If I understand your question correctly, you need to point your setup at a point source located at infinity, and adjust the setup until the point source is focused on your camera's image sensor.
Light from the point source is precisely equivalent to a collimated beam. Among the ways to obtain a collimated beam to use an expanded beam from a laser pointer. You can expand a laser beam by first running it through a microscope objective followed by a convex lens; but that leaves the problem of placing the convex lens in the right position to precisely collimate the beam. A very straightforward way to do that is to place a pinhole at the focus of the microscope objective, and reflect the expanded beam back to the collimated lens using a flat mirror.
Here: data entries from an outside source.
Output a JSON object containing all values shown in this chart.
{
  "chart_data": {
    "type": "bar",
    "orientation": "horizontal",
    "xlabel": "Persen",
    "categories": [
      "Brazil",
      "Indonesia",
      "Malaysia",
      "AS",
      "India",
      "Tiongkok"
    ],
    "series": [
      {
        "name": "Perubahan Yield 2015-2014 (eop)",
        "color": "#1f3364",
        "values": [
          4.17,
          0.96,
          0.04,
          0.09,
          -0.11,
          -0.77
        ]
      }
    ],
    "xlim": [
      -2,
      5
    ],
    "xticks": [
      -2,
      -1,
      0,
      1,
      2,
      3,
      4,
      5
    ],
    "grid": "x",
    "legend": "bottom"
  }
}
Adjust the angle of the flat mirror so that the beam passes back through the pinhole. (That is, both the outgoing beam and the return beam pass through the pinhole). A beamsplitter between the laser and the microscope objective will allow you to monitor the brightness of the return beam. Adjust the position of the convex lens until the amount of light returning through the pinhole is maximized, and the beam will be collimated.
Once you've got a collimated beam, you just send that beam into your setup and focus the camera. NOTE: the beam will be very bright, and might damage your camera's image sensor unless you attenuate the beam. To attenuate it, you can put a neutral density filter in front of your setup, in front of the beam collimator, or between the beamsplitter and the laser.